Although this is a prompt for
mr_colbert, other pups and mun's are encouraged to leave a comment.
Halloween was particularly creepy this year. It was success, of course - my triple layer chocolate cake (complete with orange and black frosting to suit the occasion) never fails at a company party. I was planning on actually going at a Martini but changed my mind at the last minute. By divine inspiration, I convinced myself to purchase a smock, palate and paintbrush at a local art supply store, dig out a beret from the closet and go out as a tortured artist of some sort. Several people approached me at the party to tell me how eerily well the look suited me. I really don't understand the logic behind this.
I would say that I was better off - as Stephen befriended his martini glass repeatedly - but at one point during the night, he mistook me for a BLT. I'm sure you can imagine how drunk he was.
Although, before he got completely hammered, he asked me to track down a box of Cuban cigars and a bottle of 15 year old scotch.
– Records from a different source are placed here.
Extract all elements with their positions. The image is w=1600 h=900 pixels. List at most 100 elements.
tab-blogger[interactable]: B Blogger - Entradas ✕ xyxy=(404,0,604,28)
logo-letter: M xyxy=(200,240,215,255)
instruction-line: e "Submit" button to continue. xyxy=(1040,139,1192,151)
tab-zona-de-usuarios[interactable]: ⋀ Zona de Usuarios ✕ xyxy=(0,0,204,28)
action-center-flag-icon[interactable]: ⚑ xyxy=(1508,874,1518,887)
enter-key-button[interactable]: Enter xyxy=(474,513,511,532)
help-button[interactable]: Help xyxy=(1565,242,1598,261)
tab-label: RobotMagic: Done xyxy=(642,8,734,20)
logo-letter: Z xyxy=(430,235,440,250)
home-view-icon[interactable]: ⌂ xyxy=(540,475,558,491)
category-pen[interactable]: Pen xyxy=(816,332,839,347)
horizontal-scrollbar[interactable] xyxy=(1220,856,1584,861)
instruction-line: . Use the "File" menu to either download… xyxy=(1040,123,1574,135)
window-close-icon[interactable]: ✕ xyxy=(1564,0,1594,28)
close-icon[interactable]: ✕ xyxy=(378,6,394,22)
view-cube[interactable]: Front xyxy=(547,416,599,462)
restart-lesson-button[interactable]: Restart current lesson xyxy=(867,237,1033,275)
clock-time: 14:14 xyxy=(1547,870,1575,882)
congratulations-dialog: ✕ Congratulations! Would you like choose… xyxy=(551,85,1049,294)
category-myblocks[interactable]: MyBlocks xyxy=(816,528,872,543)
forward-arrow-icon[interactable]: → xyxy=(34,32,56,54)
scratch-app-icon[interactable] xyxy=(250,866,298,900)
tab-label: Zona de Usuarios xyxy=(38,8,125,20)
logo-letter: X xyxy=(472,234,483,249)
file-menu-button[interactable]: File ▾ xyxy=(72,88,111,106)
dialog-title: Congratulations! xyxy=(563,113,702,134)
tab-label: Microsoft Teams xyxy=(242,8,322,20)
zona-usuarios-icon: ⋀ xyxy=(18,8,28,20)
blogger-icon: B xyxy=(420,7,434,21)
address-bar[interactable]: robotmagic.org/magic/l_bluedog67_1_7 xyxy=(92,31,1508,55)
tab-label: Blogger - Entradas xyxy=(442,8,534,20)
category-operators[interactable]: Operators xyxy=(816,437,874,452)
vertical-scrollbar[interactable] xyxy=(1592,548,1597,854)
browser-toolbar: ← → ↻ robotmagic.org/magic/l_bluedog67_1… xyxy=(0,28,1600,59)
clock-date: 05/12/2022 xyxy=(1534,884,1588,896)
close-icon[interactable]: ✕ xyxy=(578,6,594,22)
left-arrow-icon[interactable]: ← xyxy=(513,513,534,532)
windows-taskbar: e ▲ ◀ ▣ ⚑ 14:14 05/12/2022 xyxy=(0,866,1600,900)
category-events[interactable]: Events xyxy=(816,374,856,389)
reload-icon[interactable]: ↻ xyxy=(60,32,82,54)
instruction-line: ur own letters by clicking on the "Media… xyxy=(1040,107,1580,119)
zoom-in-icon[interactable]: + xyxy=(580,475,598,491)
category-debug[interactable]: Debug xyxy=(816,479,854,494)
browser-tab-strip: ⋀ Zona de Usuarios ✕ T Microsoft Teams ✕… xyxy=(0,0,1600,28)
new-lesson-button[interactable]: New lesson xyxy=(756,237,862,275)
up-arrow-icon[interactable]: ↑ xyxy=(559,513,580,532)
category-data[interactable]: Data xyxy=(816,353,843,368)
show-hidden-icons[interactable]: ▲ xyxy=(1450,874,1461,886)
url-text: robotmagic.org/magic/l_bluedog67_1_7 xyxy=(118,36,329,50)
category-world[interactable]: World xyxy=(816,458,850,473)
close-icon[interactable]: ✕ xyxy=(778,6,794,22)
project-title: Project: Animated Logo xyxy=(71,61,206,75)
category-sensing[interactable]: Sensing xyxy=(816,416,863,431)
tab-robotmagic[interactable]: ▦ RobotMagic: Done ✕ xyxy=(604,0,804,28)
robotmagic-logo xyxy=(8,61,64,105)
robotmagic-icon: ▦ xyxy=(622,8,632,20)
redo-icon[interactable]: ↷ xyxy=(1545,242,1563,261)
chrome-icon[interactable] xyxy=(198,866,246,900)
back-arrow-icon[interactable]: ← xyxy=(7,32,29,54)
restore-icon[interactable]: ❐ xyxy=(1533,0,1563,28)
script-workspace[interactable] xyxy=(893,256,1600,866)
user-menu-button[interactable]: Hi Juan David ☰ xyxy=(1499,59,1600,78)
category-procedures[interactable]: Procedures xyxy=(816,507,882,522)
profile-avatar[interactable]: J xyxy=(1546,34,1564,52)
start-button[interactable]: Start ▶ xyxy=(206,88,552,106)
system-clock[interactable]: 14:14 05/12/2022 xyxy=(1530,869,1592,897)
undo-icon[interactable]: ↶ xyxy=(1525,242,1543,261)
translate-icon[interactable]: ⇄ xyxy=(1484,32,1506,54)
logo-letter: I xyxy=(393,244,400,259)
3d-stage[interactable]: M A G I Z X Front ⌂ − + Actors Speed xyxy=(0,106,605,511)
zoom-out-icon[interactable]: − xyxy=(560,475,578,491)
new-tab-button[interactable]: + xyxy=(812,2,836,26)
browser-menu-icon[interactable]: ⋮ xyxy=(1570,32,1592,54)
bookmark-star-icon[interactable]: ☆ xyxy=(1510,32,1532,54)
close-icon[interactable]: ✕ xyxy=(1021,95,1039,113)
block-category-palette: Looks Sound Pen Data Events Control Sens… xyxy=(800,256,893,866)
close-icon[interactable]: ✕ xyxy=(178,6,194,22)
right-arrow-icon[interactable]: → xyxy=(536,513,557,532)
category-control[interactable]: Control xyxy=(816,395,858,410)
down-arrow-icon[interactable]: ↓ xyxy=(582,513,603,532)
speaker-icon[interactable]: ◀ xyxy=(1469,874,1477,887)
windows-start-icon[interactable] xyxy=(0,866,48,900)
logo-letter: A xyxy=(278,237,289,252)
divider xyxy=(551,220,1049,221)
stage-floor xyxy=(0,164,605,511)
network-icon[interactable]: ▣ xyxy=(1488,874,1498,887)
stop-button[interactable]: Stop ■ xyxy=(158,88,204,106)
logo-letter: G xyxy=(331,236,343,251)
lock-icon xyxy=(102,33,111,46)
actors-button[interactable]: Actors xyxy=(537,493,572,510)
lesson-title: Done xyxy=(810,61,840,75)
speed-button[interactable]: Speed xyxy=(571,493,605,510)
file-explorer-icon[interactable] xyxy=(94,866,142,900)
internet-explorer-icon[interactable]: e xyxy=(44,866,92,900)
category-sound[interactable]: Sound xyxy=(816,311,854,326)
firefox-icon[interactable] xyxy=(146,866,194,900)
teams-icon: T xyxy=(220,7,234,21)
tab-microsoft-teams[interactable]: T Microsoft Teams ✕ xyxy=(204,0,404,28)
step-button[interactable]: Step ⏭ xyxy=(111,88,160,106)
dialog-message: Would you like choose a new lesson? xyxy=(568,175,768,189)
I put the scotch on the company tab and convinced his strange, Canadian lady friend to send over the cigars, since they're much easier to get there than here.
And here I am, out on my apartment balcony with my laptop, an unread copy of Capote's In Cold Blood, the scotch and cigars waiting for Stephen to come back from the bathroom. He's only here for the balcony - I'm pretty sure he's trying to recreate his experiences from Boston. Oh, if only Alan knew.
I wish he would hurry up because I swear I saw a few flurries fall just moments ago.